Lives in Brooklyn, injured in Albany / Construction worker Dildlar Hossain describes how he was injured when he lost his balance and fell 12 feet at a construction site. His story also demonstrates how contractors take advantage of immigrant workers.
I was on the second-to-last step of a ladder for a new construction job in Albany when I fell twelve feet and landed on my left arm. At the time, I was putting down painters’ masking tape on the aluminum trim of a commercial building’s windows. Once I finished with the masking tape, I was supposed to paint part of the windows. Three legs of the A-frame ladder were on cement and the fourth leg was on a dirt surface. The eight-foot ladder was not tied off and the dirt surface made the ladder unstable, causing me to fall.

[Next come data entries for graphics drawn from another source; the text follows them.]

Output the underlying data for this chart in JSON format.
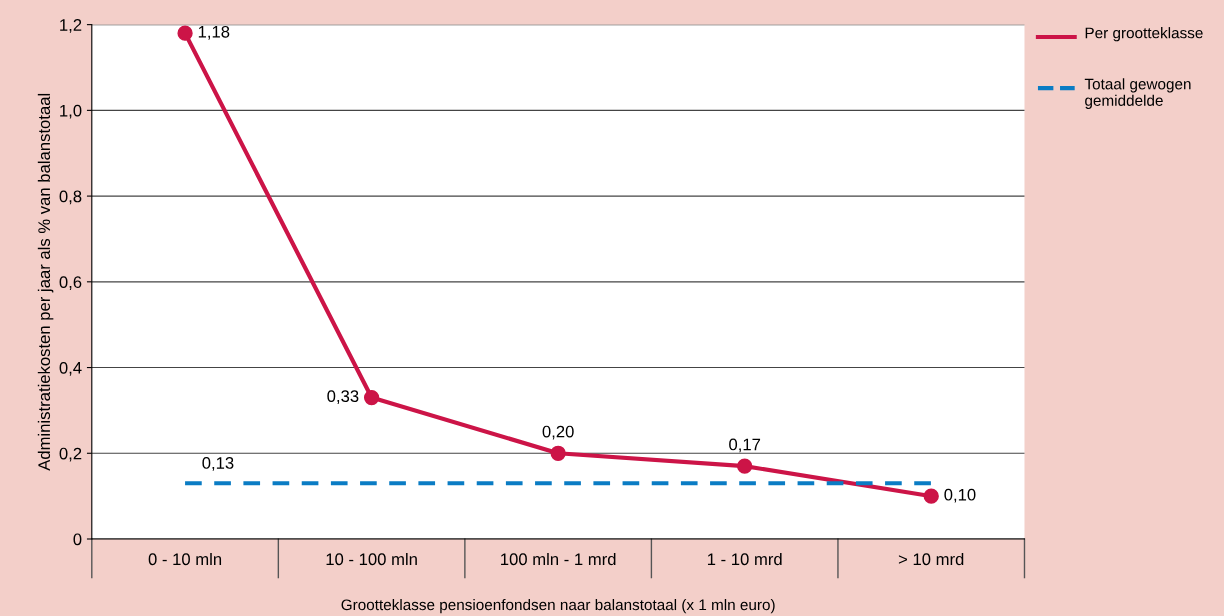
{
  "chart_data": {
    "type": "line",
    "xlabel": "Grootteklasse pensioenfondsen naar balanstotaal (x 1 mln euro)",
    "ylabel": "Administratiekosten per jaar als % van balanstotaal",
    "categories": [
      "0 - 10 mln",
      "10 - 100 mln",
      "100 mln - 1 mrd",
      "1 - 10 mrd",
      "> 10 mrd"
    ],
    "series": [
      {
        "name": "Per grootteklasse",
        "color": "#cc1447",
        "values": [
          1.18,
          0.33,
          0.2,
          0.17,
          0.1
        ],
        "value_labels": [
          "1,18",
          "0,33",
          "0,20",
          "0,17",
          "0,10"
        ],
        "marker": "circle",
        "line_style": "solid"
      },
      {
        "name": "Totaal gewogen gemiddelde",
        "color": "#0a7cc4",
        "values": [
          0.13,
          0.13,
          0.13,
          0.13,
          0.13
        ],
        "value_labels": [
          "0,13",
          null,
          null,
          null,
          null
        ],
        "marker": "none",
        "line_style": "dashed"
      }
    ],
    "ylim": [
      0,
      1.2
    ],
    "yticks": [
      0,
      {
        "value": 0.2,
        "label": "0,2"
      },
      {
        "value": 0.4,
        "label": "0,4"
      },
      {
        "value": 0.6,
        "label": "0,6"
      },
      {
        "value": 0.8,
        "label": "0,8"
      },
      {
        "value": 1.0,
        "label": "1,0"
      },
      {
        "value": 1.2,
        "label": "1,2"
      }
    ],
    "grid": "y",
    "legend": "top right"
  }
}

Later that day, May 9, 2010, my employer drove me to a hospital that was one hour away from the work site instead of bringing me to a closer hospital to obtain medical attention. No ambulance was ever called. My employer didn’t want any proof of my injury and tried to take advantage of me because I am an immigrant. I spent three days in the hospital and needed six months of physical therapy. I suffered a left wrist fracture, left elbow tear and needed open reduction internal fixation. Thanks to the treatment, my arm is getting better but I am still in pain.

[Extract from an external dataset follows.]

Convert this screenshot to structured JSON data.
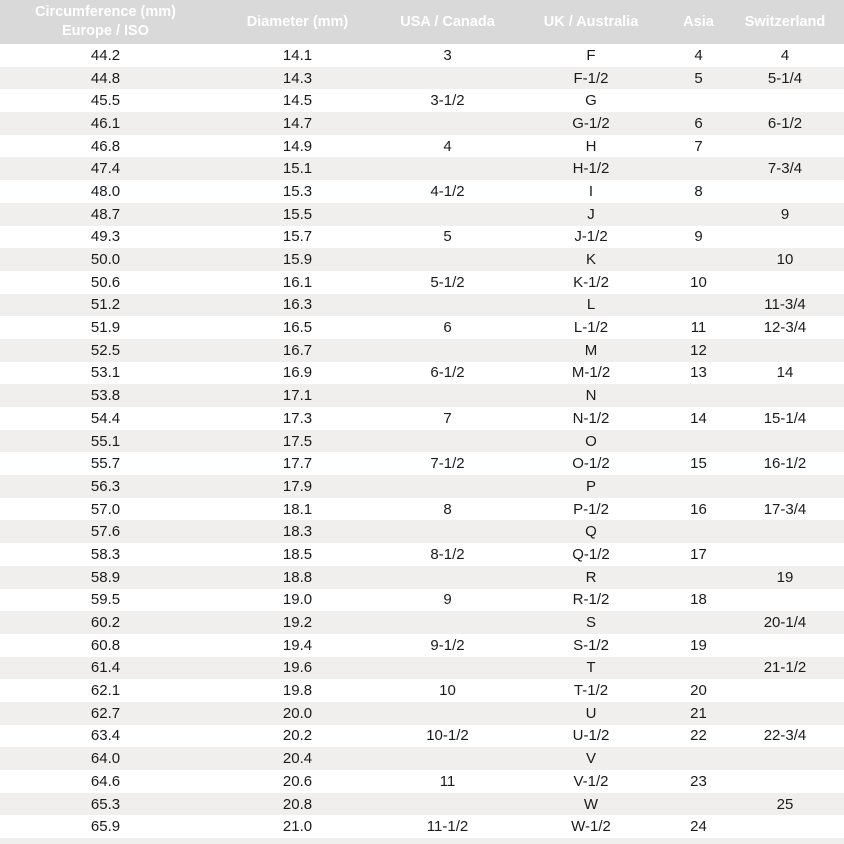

Prior to my accident, I worked on some construction projects in Brooklyn but for this job, the contractor drove me and four other workers from Brooklyn to Albany. I was a simple day laborer and was not given any hardhat or safety instructions. I was just given a ladder and told to go to work.
My case went to mediation and settled in November of 2012. Without the Scaffold Safety Law, I would have been unable to recover compensation against the contractor.